Modus Ponens on A Statement of Deduction?

[darkchild]

This is from a text on mathematical logic. The theorem to be proven (specialization):

If Δ \vdash \forallvP, then Δ \vdash P(t/v), provided that P admits t for v.

My confusion concerns the use of modens ponens in the proof:

Suppose that Δ \vdash \forallvP and P admits t for v. Then modus ponens applied to Δ \vdash \forallvP and \vdash \forallvP \rightarrowP(t/v) (Axiom Scheme A5) gives Δ \vdash P(t/v).

I have never seen this before and do not understand how it is legal or exactly what it means to use modus ponens on statements containing Δ (a set of formulas used as premises) and vdash. It seems the latter are simply ignored, yet they are crucial to the meaning of the statement.

 

[gopher_p]

This is from a text on mathematical logic. The theorem to be proven (specialization):

If Δ \vdash \forallvP, then Δ \vdash P(t/v), provided that P admits t for v.

My confusion concerns the use of modens ponens in the proof:

Suppose that Δ \vdash \forallvP and P admits t for v. Then modus ponens applied to Δ \vdash \forallvP and \vdash \forallvP \rightarrowP(t/v) (Axiom Scheme A5) gives Δ \vdash P(t/v).

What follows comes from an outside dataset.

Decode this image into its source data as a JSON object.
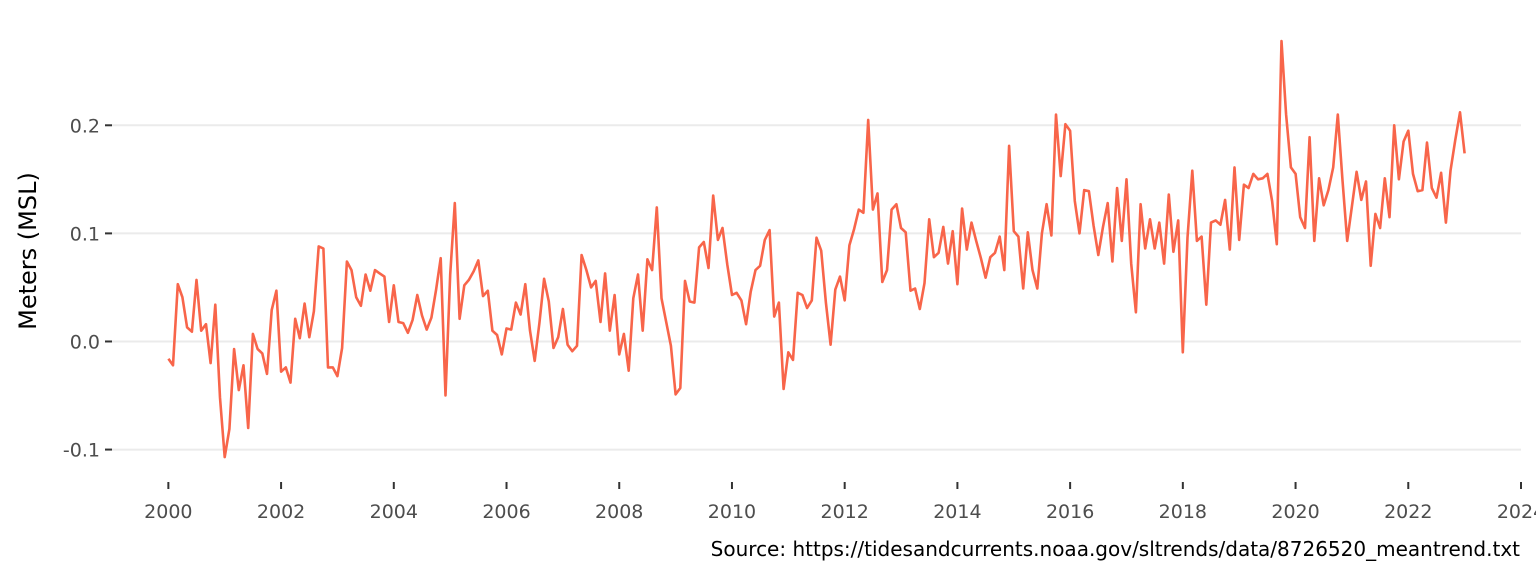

I have never seen this before and do not understand how it is legal or exactly what it means to use modus ponens on statements containing Δ (a set of formulas used as premises) and vdash. It seems the latter are simply ignored, yet they are crucial to the meaning of the statement.

I looks like what is intended is that the deduction of $\forall Pv$ from $\Delta$ and modus ponens applied to $\forall Pv$ and $\forall Pv\rightarrow P(t/v)$ gives a deduction of $P(t/v)$ from $\Delta$. I would agree that the wording is a bit wonky, though.

 

[darkchild]

What I don't understand is the role played by the symbol Δ. I understand modus ponens as

1. S
2. S → T
∴ T

That cannot be neatly applied to this proof:

1. Δ \vdash \forallvP would correspond to S
2. \vdash\forallvP → P(t/v) should correspond to S → T

However, the formula that corresponds to S in step one is different than the formula that corresponds to S in step 2. It's missing Δ.

 

[gopher_p]

What I don't understand is the role played by the symbol Δ. I understand modus ponens as

1. S
2. S → T
∴ T

That cannot be neatly applied to this proof:

1. Δ \vdash \forallvP would correspond to S
2. \vdash\forallvP → P(t/v) should correspond to S → T

However, the formula that corresponds to S in step one is different than the formula that corresponds to S in step 2. It's missing Δ.

$\forall vP$ corresponds to $S$ and $P(t/v)$ corresponds to $T$.

Again, the wording of the text is a little bit off in my opinion. They aren't applying "informal" modus ponens to the meta-mathematical statements $\Delta\vdash \forall vP$ and $\vdash \left(\forall vP\rightarrow P(t/v)\right)$; they're applying "formal" modus ponens to the formal sentences $\forall vP$ and $\forall vP\rightarrow P(t/v)$.

Note that this is an informal proof that there is a formal deduction of $P(t/v)$ from $\Delta$ given the fact that there is a formal deduction of $\forall vP$ from $\Delta$. It's basically a proof about proofs, and it's more than a little bit meta.